As luzes brilham também por causa da escuridão; quanto mais for sombria a noite, mais as luzes lhe trarão claridade. E quanto maior for a claridade, não adianta acender outra luz; com certeza o seu brilho se perderá entre os outros brilhos, não se percebendo que ela está acesa. Isso ocorre com a irracionalidade da lei que nos obriga a acender os faróis do carro, à luz do sol do meio dia, quando não há sombra, nem tampouco escuridão. Já preconizava Sócrates: devemos obedecer até leis injustas para que as justas sejam respeitadas.

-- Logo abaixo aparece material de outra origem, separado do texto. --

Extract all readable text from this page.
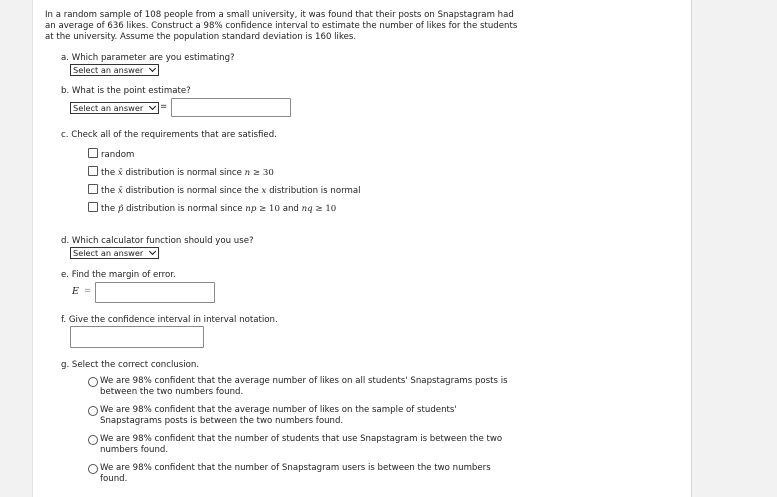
In a random sample of 108 people from a small university, it was found that their posts on Snapstagram had an average of 636 likes. Construct a 98% confidence interval to estimate the number of likes for the students at the university. Assume the population standard deviation is 160 likes.
a. Which parameter are you estimating?
Select an answer
b. What is the point estimate?
Select an answer	=
c. Check all of the requirements that are satisfied.
random
the x̄ distribution is normal since n ≥ 30
the x̄ distribution is normal since the x distribution is normal
the p̂ distribution is normal since np ≥ 10 and nq ≥ 10
d. Which calculator function should you use?
Select an answer
e. Find the margin of error.
E =
f. Give the confidence interval in interval notation.
g. Select the correct conclusion.
We are 98% confident that the average number of likes on all students' Snapstagrams posts is between the two numbers found.
We are 98% confident that the average number of likes on the sample of students' Snapstagrams posts is between the two numbers found.
We are 98% confident that the number of students that use Snapstagram is between the two numbers found.
We are 98% confident that the number of Snapstagram users is between the two numbers found.
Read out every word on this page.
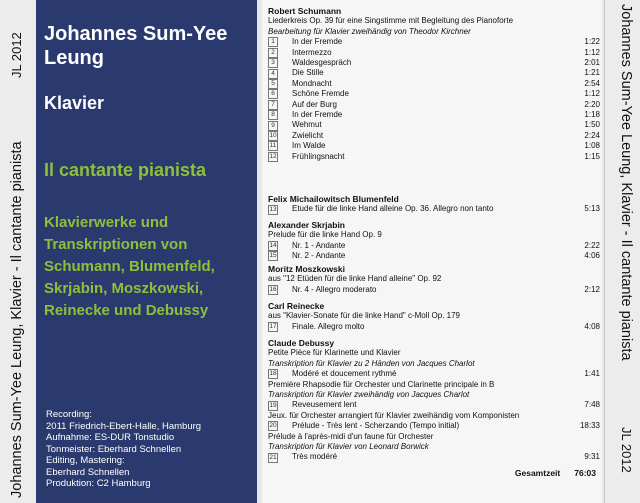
JL 2012
Johannes Sum-Yee Leung, Klavier - Il cantante pianista
Johannes Sum-Yee Leung
Klavier
Il cantante pianista
Klavierwerke und Transkriptionen von Schumann, Blumenfeld, Skrjabin, Moszkowski, Reinecke und Debussy
Recording:
2011 Friedrich-Ebert-Halle, Hamburg
Aufnahme: ES-DUR Tonstudio
Tonmeister: Eberhard Schnellen
Editing, Mastering:
Eberhard Schnellen
Produktion: C2 Hamburg
Robert Schumann
Liederkreis Op. 39 für eine Singstimme mit Begleitung des Pianoforte
Bearbeitung für Klavier zweihändig von Theodor Kirchner
1	In der Fremde	1:22
2	Intermezzo	1:12
3	Waldesgespräch	2:01
4	Die Stille	1:21
5	Mondnacht	2:54
6	Schöne Fremde	1:12
7	Auf der Burg	2:20
8	In der Fremde	1:18
9	Wehmut	1:50
10 Zwielicht	2:24
11 Im Walde	1:08
12 Frühlingsnacht	1:15
Felix Michailowitsch Blumenfeld
13 Etude für die linke Hand alleine Op. 36. Allegro non tanto	5:13
Alexander Skrjabin
Prelude für die linke Hand Op. 9
14 Nr. 1 - Andante	2:22
15 Nr. 2 - Andante	4:06
Moritz Moszkowski
aus "12 Etüden für die linke Hand alleine" Op. 92
16 Nr. 4 - Allegro moderato	2:12
Carl Reinecke
aus "Klavier-Sonate für die linke Hand" c-Moll Op. 179
17 Finale. Allegro molto	4:08
Claude Debussy
Petite Pièce für Klarinette und Klavier
Transkription für Klavier zu 2 Händen von Jacques Charlot
18 Modéré et doucement rythmé	1:41
Première Rhapsodie für Orchester und Clarinette principale in B
Transkription für Klavier zweihändig von Jacques Charlot
19 Reveusement lent	7:48
Jeux. für Orchester arrangiert für Klavier zweihändig vom Komponisten
20 Prélude - Très lent - Scherzando (Tempo initial)	18:33
Prélude à l'après-midi d'un faune für Orchester
Transkription für Klavier von Leonard Borwick
21 Très modéré	9:31
Gesamtzeit 76:03
Johannes Sum-Yee Leung, Klavier - Il cantante pianista
JL 2012
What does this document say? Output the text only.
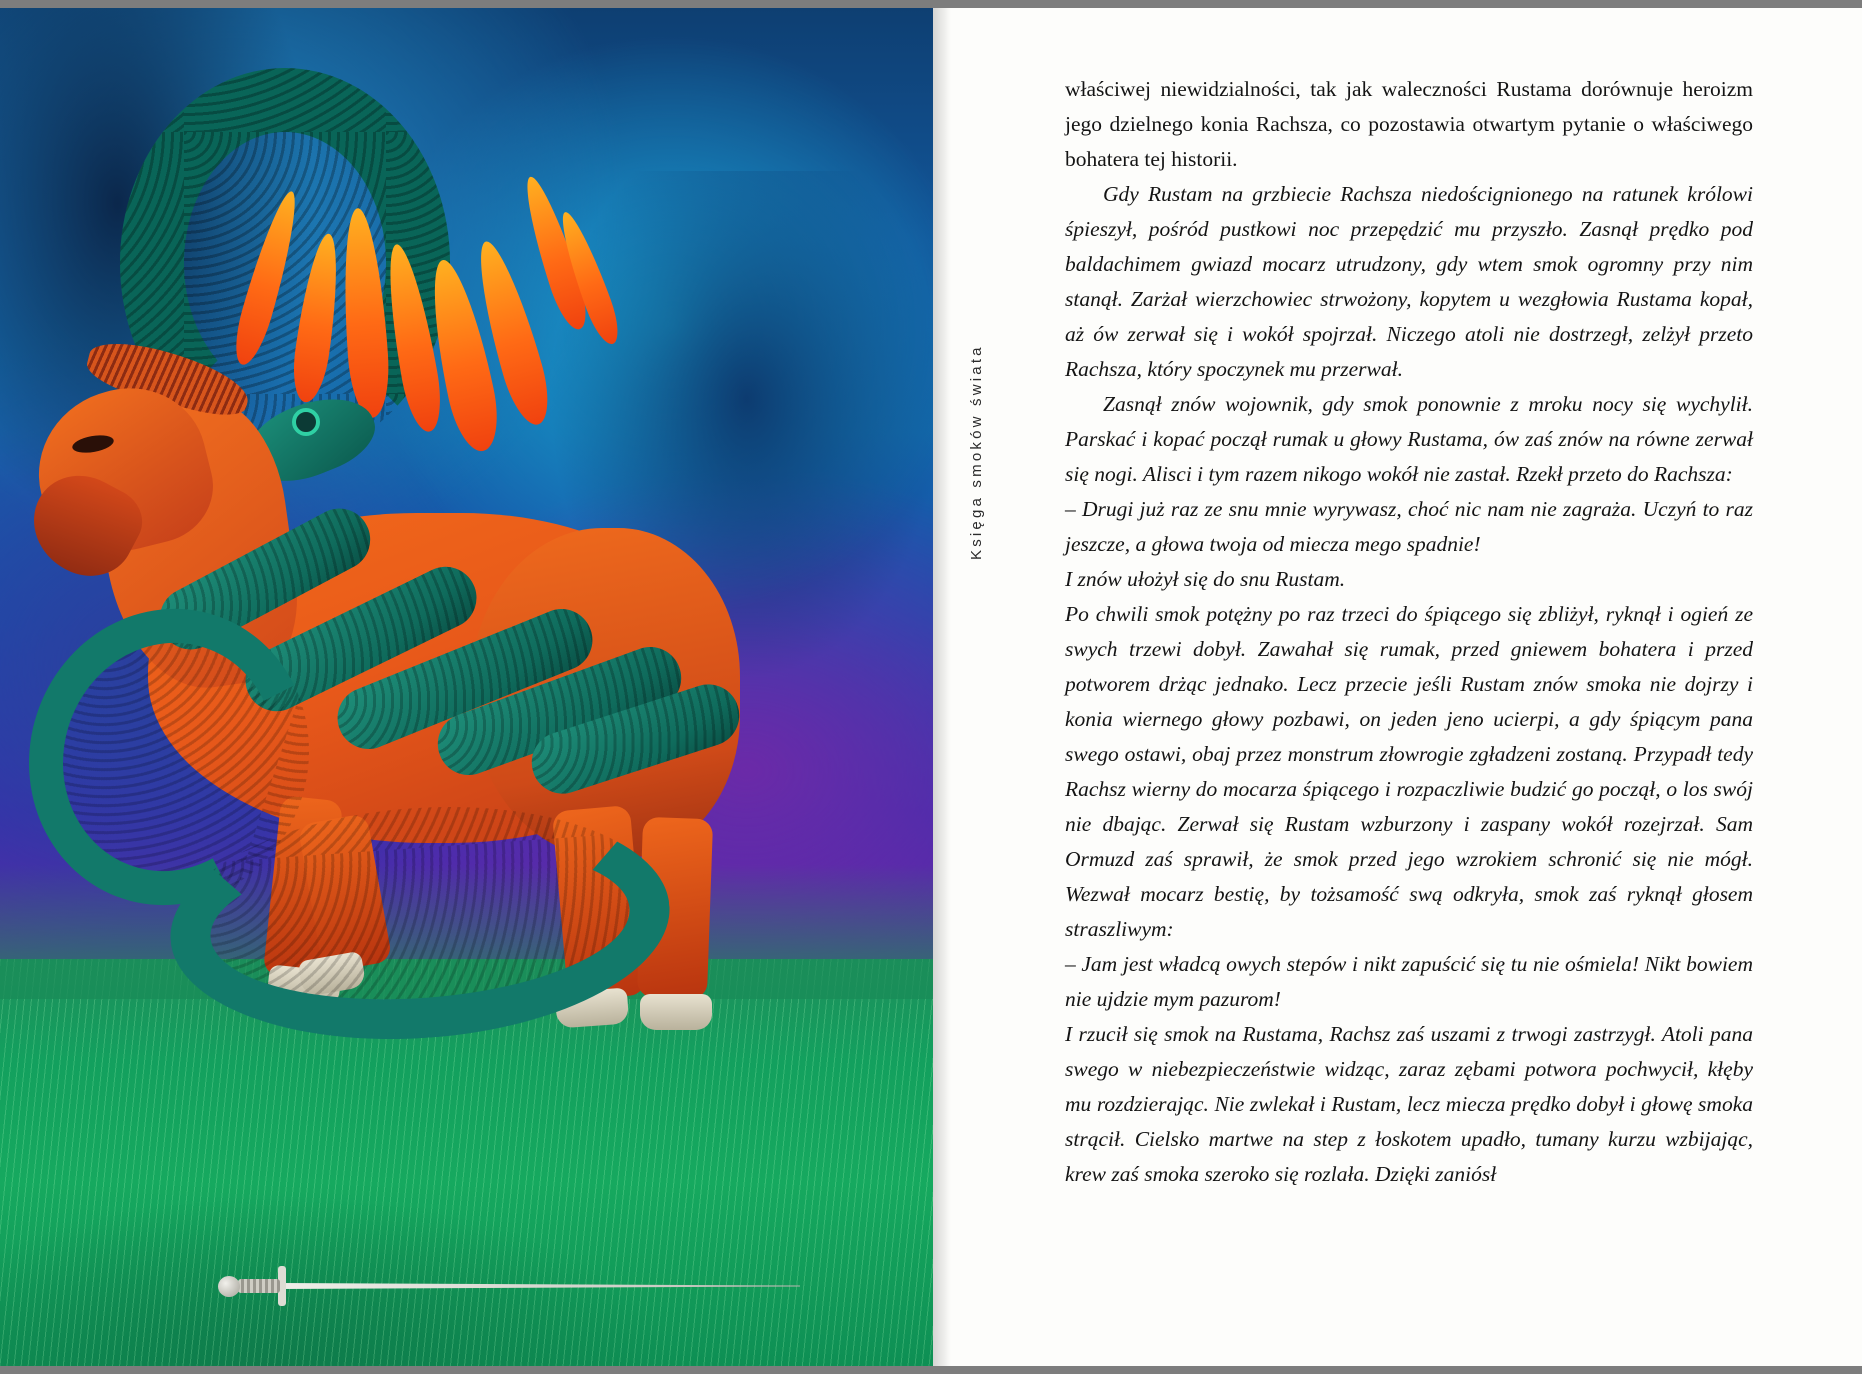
Księga smoków świata

właściwej niewidzialności, tak jak waleczności Rustama dorównuje heroizm jego dzielnego konia Rachsza, co pozostawia otwartym pytanie o właściwego bohatera tej historii.

Gdy Rustam na grzbiecie Rachsza niedoścignionego na ratunek królowi śpieszył, pośród pustkowi noc przepędzić mu przyszło. Zasnął prędko pod baldachimem gwiazd mocarz utrudzony, gdy wtem smok ogromny przy nim stanął. Zarżał wierzchowiec strwożony, kopytem u wezgłowia Rustama kopał, aż ów zerwał się i wokół spojrzał. Niczego atoli nie dostrzegł, zelżył przeto Rachsza, który spoczynek mu przerwał.

Zasnął znów wojownik, gdy smok ponownie z mroku nocy się wychylił. Parskać i kopać począł rumak u głowy Rustama, ów zaś znów na równe zerwał się nogi. Alisci i tym razem nikogo wokół nie zastał. Rzekł przeto do Rachsza:

– Drugi już raz ze snu mnie wyrywasz, choć nic nam nie zagraża. Uczyń to raz jeszcze, a głowa twoja od miecza mego spadnie!

I znów ułożył się do snu Rustam.

Po chwili smok potężny po raz trzeci do śpiącego się zbliżył, ryknął i ogień ze swych trzewi dobył. Zawahał się rumak, przed gniewem bohatera i przed potworem drżąc jednako. Lecz przecie jeśli Rustam znów smoka nie dojrzy i konia wiernego głowy pozbawi, on jeden jeno ucierpi, a gdy śpiącym pana swego ostawi, obaj przez monstrum złowrogie zgładzeni zostaną. Przypadł tedy Rachsz wierny do mocarza śpiącego i rozpaczliwie budzić go począł, o los swój nie dbając. Zerwał się Rustam wzburzony i zaspany wokół rozejrzał. Sam Ormuzd zaś sprawił, że smok przed jego wzrokiem schronić się nie mógł. Wezwał mocarz bestię, by tożsamość swą odkryła, smok zaś ryknął głosem straszliwym:

– Jam jest władcą owych stepów i nikt zapuścić się tu nie ośmiela! Nikt bowiem nie ujdzie mym pazurom!

I rzucił się smok na Rustama, Rachsz zaś uszami z trwogi zastrzygł. Atoli pana swego w niebezpieczeństwie widząc, zaraz zębami potwora pochwycił, kłęby mu rozdzierając. Nie zwlekał i Rustam, lecz miecza prędko dobył i głowę smoka strącił. Cielsko martwe na step z łoskotem upadło, tumany kurzu wzbijając, krew zaś smoka szeroko się rozlała. Dzięki zaniósł
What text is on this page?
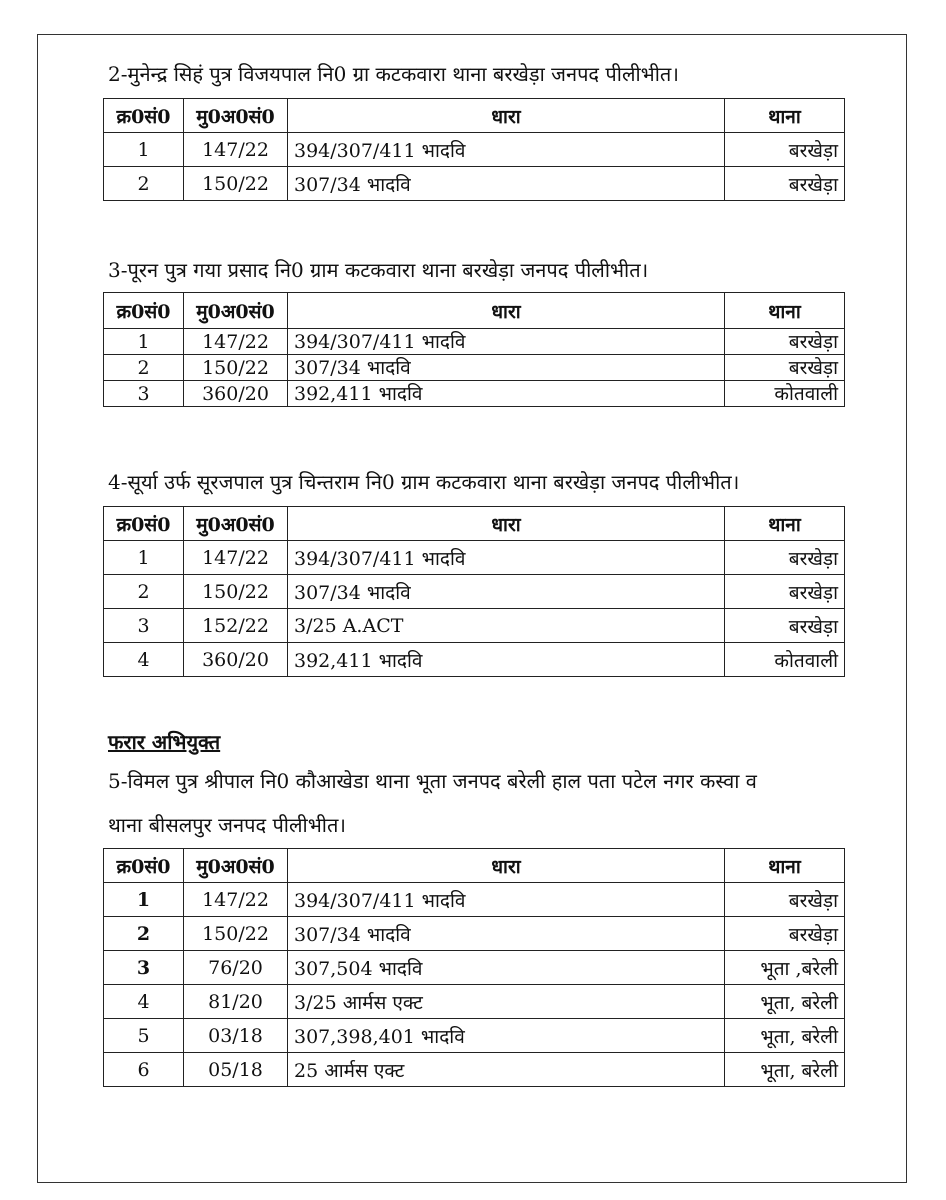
2-मुनेन्द्र सिहं पुत्र विजयपाल नि0 ग्रा कटकवारा थाना बरखेड़ा जनपद पीलीभीत।
क्र0सं0	मु0अ0सं0	धारा	थाना
1	147/22	394/307/411 भादवि	बरखेड़ा
2	150/22	307/34 भादवि	बरखेड़ा
3-पूरन पुत्र गया प्रसाद नि0 ग्राम कटकवारा थाना बरखेड़ा जनपद पीलीभीत।
क्र0सं0	मु0अ0सं0	धारा	थाना
1	147/22	394/307/411 भादवि	बरखेड़ा
2	150/22	307/34 भादवि	बरखेड़ा
3	360/20	392,411 भादवि	कोतवाली
4-सूर्या उर्फ सूरजपाल पुत्र चिन्तराम नि0 ग्राम कटकवारा थाना बरखेड़ा जनपद पीलीभीत।
क्र0सं0	मु0अ0सं0	धारा	थाना
1	147/22	394/307/411 भादवि	बरखेड़ा
2	150/22	307/34 भादवि	बरखेड़ा
3	152/22	3/25 A.ACT	बरखेड़ा
4	360/20	392,411 भादवि	कोतवाली
फरार अभियुक्त
5-विमल पुत्र श्रीपाल नि0 कौआखेडा थाना भूता जनपद बरेली हाल पता पटेल नगर कस्वा व
थाना बीसलपुर जनपद पीलीभीत।
क्र0सं0	मु0अ0सं0	धारा	थाना
1	147/22	394/307/411 भादवि	बरखेड़ा
2	150/22	307/34 भादवि	बरखेड़ा
3	76/20	307,504 भादवि	भूता ,बरेली
4	81/20	3/25 आर्मस एक्ट	भूता, बरेली
5	03/18	307,398,401 भादवि	भूता, बरेली
6	05/18	25 आर्मस एक्ट	भूता, बरेली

Contudo, nessa viagem, não convém que desejemos a escuridão da noite para que os faróis mostrem sua claridade; pouco importa a luz dos seus filamentos ou a causa da sua luminosidade. Transponho-me para uma choupana, num longínquo pé de serra, onde o tamanho do pavio sustenta a labareda de fogo, alimentada pelo querosene no candeeiro. E lembro-me o que o Mestre admoesta: “Ninguém acende uma lamparina para pô-la embaixo da mesa, mas em cima, para que ela alumie todos os que estão em casa”. A lei que necessita de muita explicação nos determina fazer, em fila, uma longa gambiarra acesa para iluminar a estrada , “tão clara como a luz solar”.
Como as luzes precisam da escuridão para brilharem, as coisas íntimas necessitam de privacidade para terem o seu valor. E se sua intimidade se desgasta na boca das fofocas, das piadas e dos boatos, ela perde o brilho de ser íntima ou o seu substantivo: a intimidade; o aconchego dos seus segredos; a comodidade da sua confiança. Nesse sentido, as relações sexuais dos que sinceramente se amam perdem o brilho do seu valor, quando à luz do Sol, na praça pública, nos visíveis caminhos da vida, acontecem ao prazer de qualquer exibicionismo ou “voyeurismo”… Enfim, a intimidade é capaz de fundir duas almas e dois corações num só sentimento.